Bahz Luhrmann's The Great Gatsby (2013) more than made up for the disappointment. I loved the excess of it, the garish house, the lavish parties, the rap music, the over-the-top art direction. I was not looking for a faithful rendition of a great novel into film. I was looking for, from Luhrmann the director of Romeo and Juliet, and of Moulin Rouge, a re-envisioning of the world, and he gave us one, tarted up, and dared us to disavow it. Leonardo DiCaprio surprised me by depicting Jay Gatsby with sufficient complexity. Tobey Maguire was out of his depth as Nick Carraway. Carey Mulligan as Daisy Buchanan was a fairy princess; we see her through Gatsby's eyes, as one who can wipe away the past and restart one's life at a pure beginning.

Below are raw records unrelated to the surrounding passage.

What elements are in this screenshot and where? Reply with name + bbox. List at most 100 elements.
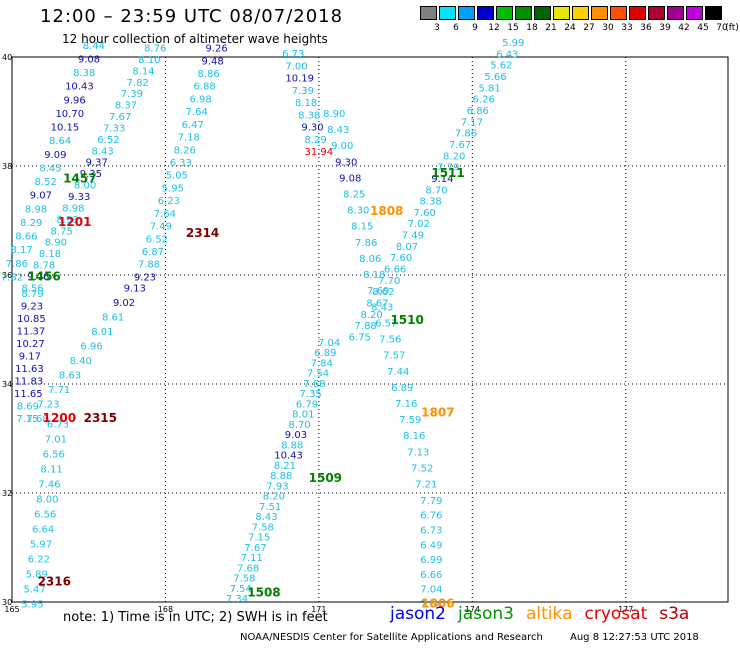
wave-height-value: 6.66 (384, 264, 406, 275)
wave-height-value: 7.01 (45, 435, 67, 446)
wave-height-value: 7.04 (318, 338, 340, 349)
pass-number: 1808 (370, 204, 403, 218)
wave-height-value: 6.88 (194, 82, 216, 93)
legend-swatch (572, 6, 589, 20)
lat-tick-label: 30 (2, 598, 12, 607)
wave-height-value: 9.08 (339, 173, 361, 184)
wave-height-value: 8.98 (25, 204, 47, 215)
wave-height-value: 7.88 (138, 260, 160, 271)
wave-height-value: 7.58 (233, 574, 255, 585)
legend-swatch (629, 6, 646, 20)
wave-height-value: 6.87 (142, 247, 164, 258)
wave-height-tracks: 8.449.088.3810.439.9610.7010.158.649.098… (1, 38, 524, 610)
legend-label: 30 (602, 23, 614, 33)
wave-height-value: 8.88 (270, 471, 292, 482)
wave-height-value: 8.62 (372, 287, 394, 298)
wave-height-value: 7.51 (259, 502, 281, 513)
wave-height-value: 6.43 (496, 49, 518, 60)
wave-height-value: 9.30 (301, 123, 323, 134)
wave-height-value: 7.02 (408, 219, 430, 230)
legend-label: 70 (716, 23, 728, 33)
pass-number: 2315 (84, 411, 117, 425)
legend-label: 24 (564, 23, 576, 33)
wave-height-value: 5.47 (23, 584, 45, 595)
wave-height-value: 7.68 (26, 414, 48, 425)
legend-swatch (534, 6, 551, 20)
wave-height-value: 9.35 (80, 169, 102, 180)
wave-height-value: 9.17 (19, 351, 41, 362)
wave-height-value: 8.18 (363, 270, 385, 281)
wave-height-value: 9.13 (124, 283, 146, 294)
wave-height-value: 8.10 (138, 55, 160, 66)
wave-height-value: 10.70 (55, 109, 84, 120)
wave-height-value: 7.57 (383, 351, 405, 362)
wave-height-value: 6.73 (420, 525, 442, 536)
wave-height-value: 7.64 (186, 107, 208, 118)
wave-height-value: 8.26 (174, 145, 196, 156)
wave-height-value: 7.59 (399, 415, 421, 426)
lon-tick-label: 168 (158, 605, 173, 614)
wave-height-value: 8.38 (298, 110, 320, 121)
wave-height-value: 9.37 (86, 158, 108, 169)
wave-height-value: 8.01 (91, 327, 113, 338)
wave-height-value: 9.09 (44, 150, 66, 161)
wave-height-value: 7.82 (1, 272, 23, 283)
wave-height-value: 9.30 (335, 157, 357, 168)
wave-height-value: 6.98 (190, 94, 212, 105)
pass-number: 1200 (43, 411, 76, 425)
wave-height-value: 6.47 (182, 120, 204, 131)
wave-height-value: 7.79 (420, 496, 442, 507)
pass-number: 1201 (58, 215, 91, 229)
legend-label: 39 (659, 23, 671, 33)
track-k: 7.046.897.847.547.687.356.798.018.709.03… (226, 338, 340, 605)
wave-height-value: 7.68 (237, 563, 259, 574)
wave-height-value: 7.15 (16, 414, 38, 425)
wave-height-value: 8.00 (74, 181, 96, 192)
wave-height-value: 8.18 (295, 98, 317, 109)
wave-height-value: 7.86 (6, 259, 28, 270)
pass-number: 1509 (309, 471, 342, 485)
wave-height-value: 9.07 (30, 191, 52, 202)
wave-height-value: 9.33 (68, 192, 90, 203)
wave-height-value: 8.15 (351, 222, 373, 233)
pass-number: 2314 (186, 226, 219, 240)
wave-height-value: 7.54 (307, 369, 329, 380)
wave-height-value: 7.60 (390, 253, 412, 264)
track-f: 6.73 7.01 6.56 8.11 7.46 8.00 6.56 6.64 5.97 6.22… (21, 420, 69, 611)
wave-height-value: 8.07 (396, 242, 418, 253)
wave-height-value: 10.27 (16, 339, 45, 350)
wave-height-value: 7.93 (266, 481, 288, 492)
satellite-jason3: jason3 (458, 604, 514, 624)
wave-height-value: 8.01 (292, 410, 314, 421)
wave-height-value: 8.00 (36, 495, 58, 506)
wave-height-value: 8.38 (73, 68, 95, 79)
wave-height-value: 8.20 (443, 151, 465, 162)
wave-height-value: 7.13 (407, 447, 429, 458)
wave-height-value: 10.15 (51, 123, 80, 134)
pass-number: 1510 (390, 313, 423, 327)
track-h: 7.79 6.76 6.73 6.49 6.99 6.66 7.04 7.04 (420, 496, 442, 611)
wave-height-value: 6.75 (349, 332, 371, 343)
pass-number: 1457 (63, 171, 96, 185)
track-d: 9.13 9.02 8.61 8.01 6.96 8.40 8.63 7.71 7.23 7.68 (26, 283, 145, 425)
wave-height-value: 10.85 (17, 314, 46, 325)
lon-tick-label: 165 (4, 605, 19, 614)
wave-height-value: 9.26 (205, 44, 227, 55)
wave-height-value: 7.49 (402, 231, 424, 242)
lon-tick-label: 171 (311, 605, 326, 614)
wave-height-value: 6.96 (80, 341, 102, 352)
wave-height-value: 5.89 (26, 569, 48, 580)
legend-label: 15 (507, 23, 519, 33)
wave-height-value: 8.63 (59, 371, 81, 382)
wave-height-value: 11.63 (15, 364, 44, 375)
wave-height-value: 8.38 (419, 197, 441, 208)
satellite-cryosat: cryosat (584, 604, 648, 624)
wave-height-value: 7.56 (379, 335, 401, 346)
legend-swatch (648, 6, 665, 20)
lat-tick-label: 34 (2, 380, 12, 389)
wave-height-value: 7.54 (230, 584, 252, 595)
wave-height-value: 7.11 (241, 553, 263, 564)
wave-height-value: 6.86 (467, 106, 489, 117)
wave-height-value: 5.97 (30, 540, 52, 551)
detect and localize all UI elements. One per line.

I also enjoyed The Way Way Back (2013), which we watched the next night. Directed and written by Nat Faxon and Jim Rash, the teen comedy had the distinction of not condescending to teenagers and not sentimentalizing them. Liam James played a shy 14-year-old Duncan, whose face was not so much blank as uncertain. The story had the expected happy ending, but James's acting lifted it above the ordinary.

Last night, we watched Be with Me, the 2005 film by Singapore director Eric Khoo. The film wove together three stories with beautiful cinematography and minimal dialogue. The parts were all played by non-professional actors. In the first, a lonely elderly shopkeeper fell in love with a blind and deaf woman when he read the story of her extraordinary life. The second story traced the love and then the break-up of a teenage lesbian couple. In the third, a security guard matched his obsession with food with his obsession with a woman in his building. One of them would die looking for love.